The state's decision comes after the Centers for Disease Control and Prevention and the Food and Drug Administration announced that they were investigating unusual clots in six women between the ages of 18 and 48 that may be linked to the Johnson & Johnson shot. One person has died.

The acting FDA commissioner expected the pause to last only a matter of days.

Impact In NC

Duke Hospitals and UNC Healthcare are among the providers that have paused their use of the Johnson & Johnson COVID-19 vaccine. Dr. David Wohl, an epidemiologist at UNC Health, says anyone who has an appointment to get the Johnson & Johnson vaccine at UNC Health should still show up.
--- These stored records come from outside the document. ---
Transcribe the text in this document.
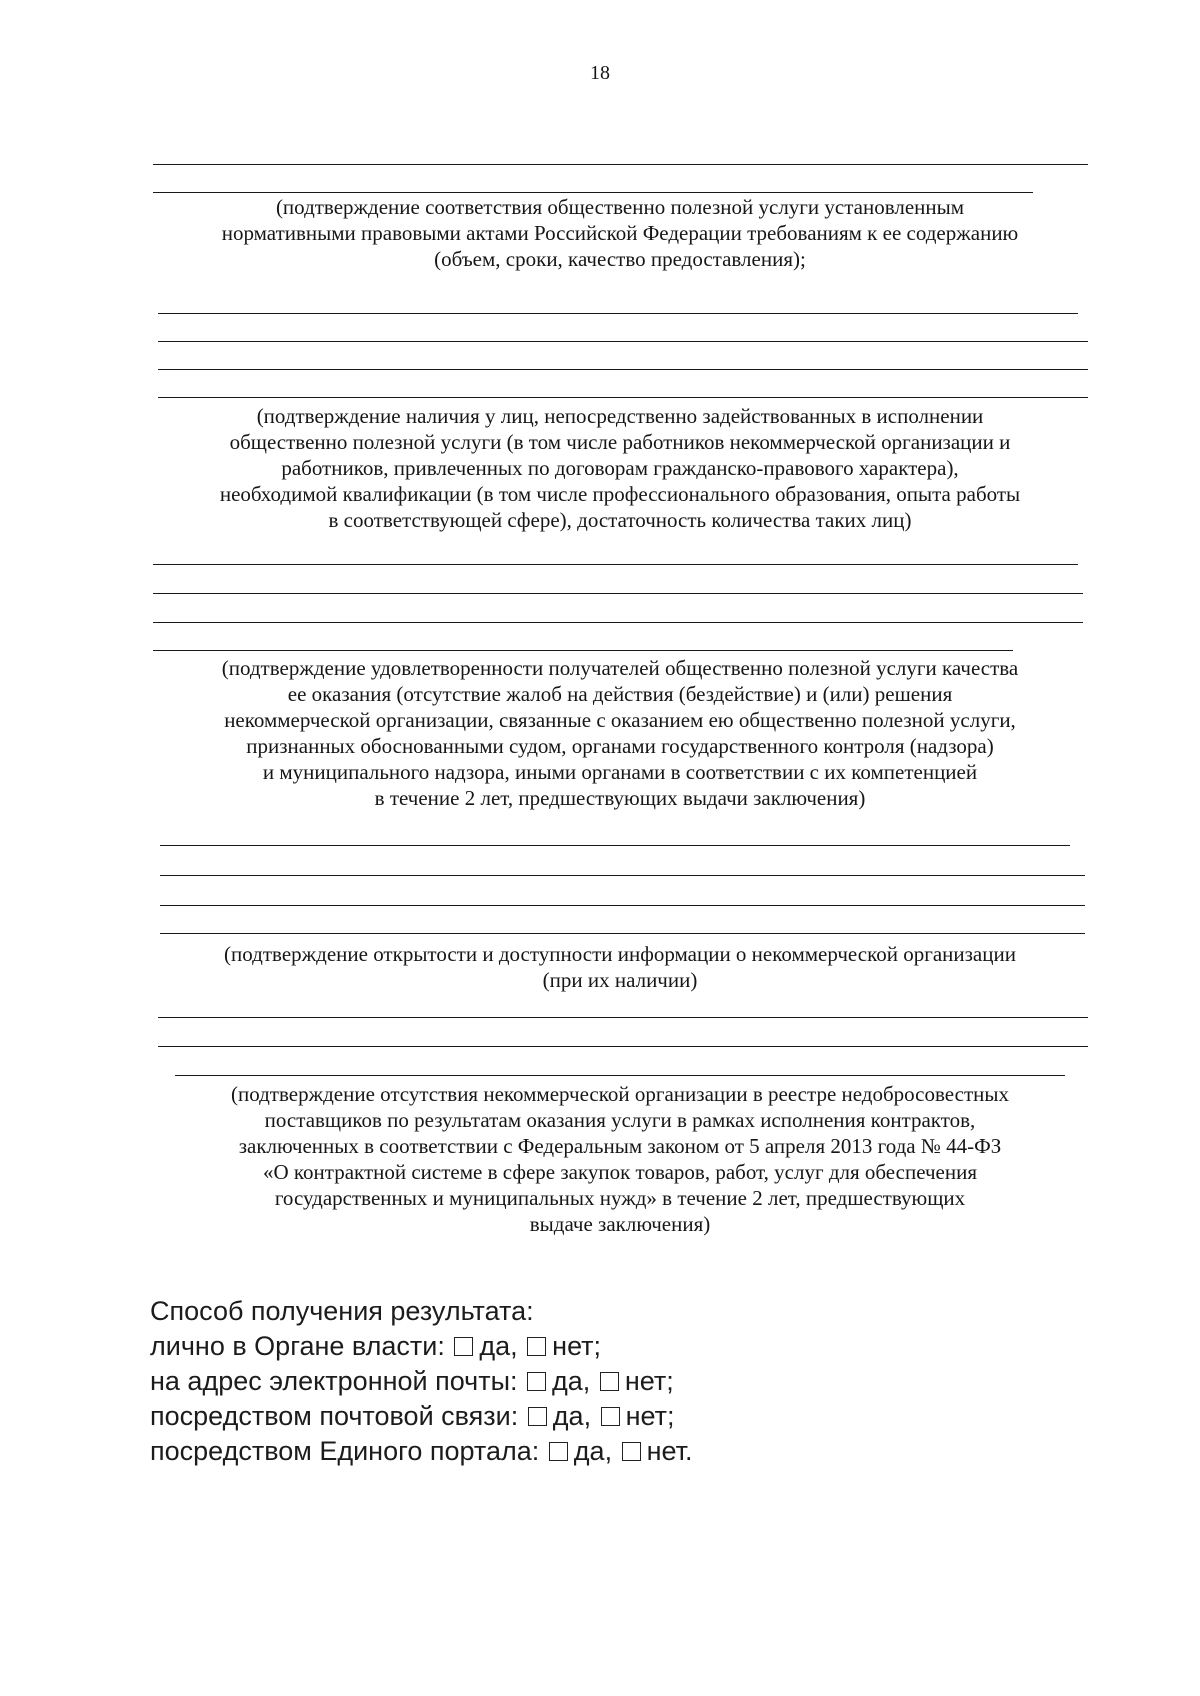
18
(подтверждение соответствия общественно полезной услуги установленным
нормативными правовыми актами Российской Федерации требованиям к ее содержанию
(объем, сроки, качество предоставления);
(подтверждение наличия у лиц, непосредственно задействованных в исполнении
общественно полезной услуги (в том числе работников некоммерческой организации и
работников, привлеченных по договорам гражданско-правового характера),
необходимой квалификации (в том числе профессионального образования, опыта работы
в соответствующей сфере), достаточность количества таких лиц)
(подтверждение удовлетворенности получателей общественно полезной услуги качества
ее оказания (отсутствие жалоб на действия (бездействие) и (или) решения
некоммерческой организации, связанные с оказанием ею общественно полезной услуги,
признанных обоснованными судом, органами государственного контроля (надзора)
и муниципального надзора, иными органами в соответствии с их компетенцией
в течение 2 лет, предшествующих выдачи заключения)
(подтверждение открытости и доступности информации о некоммерческой организации
(при их наличии)
(подтверждение отсутствия некоммерческой организации в реестре недобросовестных
поставщиков по результатам оказания услуги в рамках исполнения контрактов,
заключенных в соответствии с Федеральным законом от 5 апреля 2013 года № 44-ФЗ
«О контрактной системе в сфере закупок товаров, работ, услуг для обеспечения
государственных и муниципальных нужд» в течение 2 лет, предшествующих
выдаче заключения)
Способ получения результата:
лично в Органе власти: да, нет;
на адрес электронной почты: да, нет;
посредством почтовой связи: да, нет;
посредством Единого портала: да, нет.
"If you have a J&J appointment come anyhow, and we will give you either a Moderna or Pfizer vaccine, we don't want you to delay. People who are walking in today, we're explaining things to them, we are offering them a Pfizer or Moderna vaccine. It's gone really smoothly," said Wohl.

Officials with Novant Health said they're not aware of any safety issues impacting Novant patients who've received the Johnson & Johnson vaccine. Dr. Jerome Williams of Novant Health said this pause means the health care system will have to alter its distribution strategy.
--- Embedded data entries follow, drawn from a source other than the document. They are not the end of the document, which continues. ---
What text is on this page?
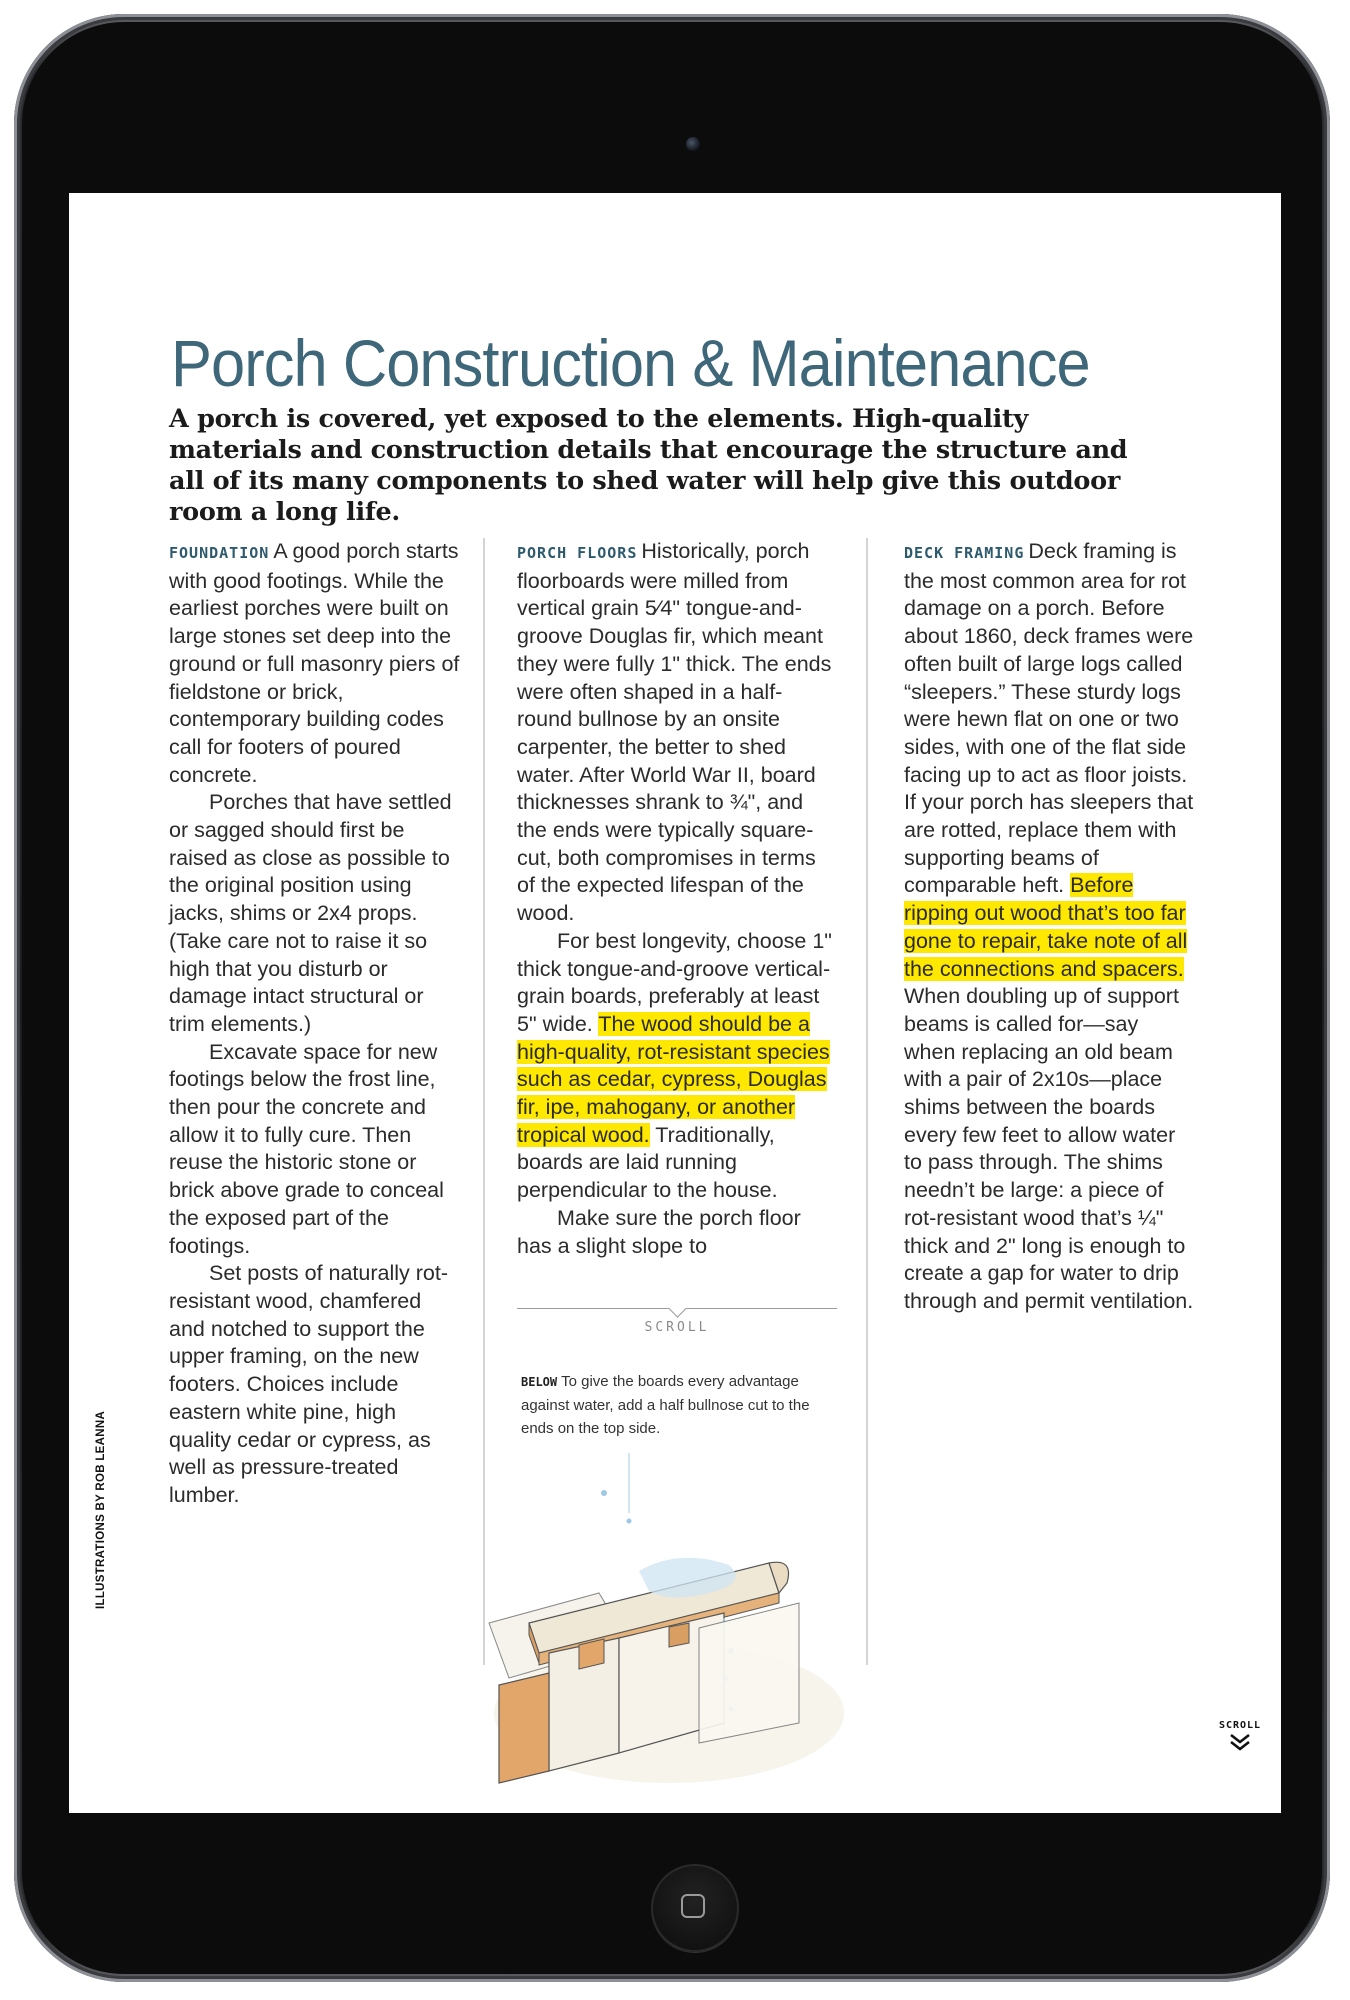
Porch Construction & Maintenance

A porch is covered, yet exposed to the elements. High-quality materials and construction details that encourage the structure and all of its many components to shed water will help give this outdoor room a long life.

FOUNDATION A good porch starts with good footings. While the earliest porches were built on large stones set deep into the ground or full masonry piers of fieldstone or brick, contemporary building codes call for footers of poured concrete.

Porches that have settled or sagged should first be raised as close as possible to the original position using jacks, shims or 2x4 props. (Take care not to raise it so high that you disturb or damage intact structural or trim elements.)

Excavate space for new footings below the frost line, then pour the concrete and allow it to fully cure. Then reuse the historic stone or brick above grade to conceal the exposed part of the footings.

Set posts of naturally rot-resistant wood, chamfered and notched to support the upper framing, on the new footers. Choices include eastern white pine, high quality cedar or cypress, as well as pressure-treated lumber.

PORCH FLOORS Historically, porch floorboards were milled from vertical grain 5⁄4" tongue-and-groove Douglas fir, which meant they were fully 1" thick. The ends were often shaped in a half-round bullnose by an onsite carpenter, the better to shed water. After World War II, board thicknesses shrank to ¾", and the ends were typically square-cut, both compromises in terms of the expected lifespan of the wood.

For best longevity, choose 1" thick tongue-and-groove vertical-grain boards, preferably at least 5" wide. The wood should be a high-quality, rot-resistant species such as cedar, cypress, Douglas fir, ipe, mahogany, or another tropical wood. Traditionally, boards are laid running perpendicular to the house.

Make sure the porch floor has a slight slope to

SCROLL
BELOW To give the boards every advantage against water, add a half bullnose cut to the ends on the top side.

DECK FRAMING Deck framing is the most common area for rot damage on a porch. Before about 1860, deck frames were often built of large logs called “sleepers.” These sturdy logs were hewn flat on one or two sides, with one of the flat side facing up to act as floor joists. If your porch has sleepers that are rotted, replace them with supporting beams of comparable heft. Before ripping out wood that’s too far gone to repair, take note of all the connections and spacers. When doubling up of support beams is called for—say when replacing an old beam with a pair of 2x10s—place shims between the boards every few feet to allow water to pass through. The shims needn’t be large: a piece of rot-resistant wood that’s ¼" thick and 2" long is enough to create a gap for water to drip through and permit ventilation.

ILLUSTRATIONS BY ROB LEANNA
SCROLL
"As long as we have an abundance of Pfizer and Moderna we're able to meet the needs of the community. However, it does change our strategy and tactics because Johnson & Johnson is a little bit easier to administer from the community standpoint," said Williams.

Other providers that have paused distribution of the Johnson & Johnson vaccine include the Durham County Public Health Department and UNC-Chapel Hill, which has suspended its student vaccine clinic.

Patients who had appointments to get the Johnson & Johnson vaccine today are instead being offered the Pfizer or Moderna vaccines, or an opportunity to reschedule.

Most North Carolinians who've been vaccinated to date have received the Pfizer or Moderna shots. State health officials say this pause affecting the least-used of the three vaccines shouldn't significantly slow the vaccination effort across the state.

Impact Across US


More than 6.8 million doses of the J&J vaccine have been given in the U.S., the vast majority with no or mild side effects.

The FDA said the cases under investigation appear similar to the clots that European authorities say are possibly linked to the AstraZeneca vaccine, which is not yet cleared in the U.S. European regulators have stressed that the AstraZeneca risk appears to be lower than the possibility of developing clots from birth control pills.

Federally run mass vaccination sites will pause the use of the J&J shot. Authorities stressed they have found no signals of clot problems with the most widely used COVID-19 vaccines in the U.S. — from Moderna and Pfizer.

“I’d like to stress these events appear to be extremely rare. However COVID-19 vaccine safety is a top priority,” acting FDA Commissioner Janet Woodcock said at a news conference.

Speaking at the White House, Dr. Anthony Fauci, the nation’s top expert on infectious disease, said the pause would allow the FDA and the CDC to investigate the clotting cases “to try and understand some of the mechanisms” and “to make physicians more aware of this.”

A CDC committee will meet Wednesday to discuss the cases, and the FDA has also launched an investigation into the cause of the clots.

FDA officials emphasized that Tuesday’s action was not a mandate. Doctors and patients could still use J&J’s vaccine if they decide its benefits outweigh its risks for individual cases, said Dr. Peter Marks of the FDA.

The agencies recommend that people who were given the J&J vaccine should contact their doctor if they experience severe headache, abdominal pain, leg pain, or shortness of breath within three weeks.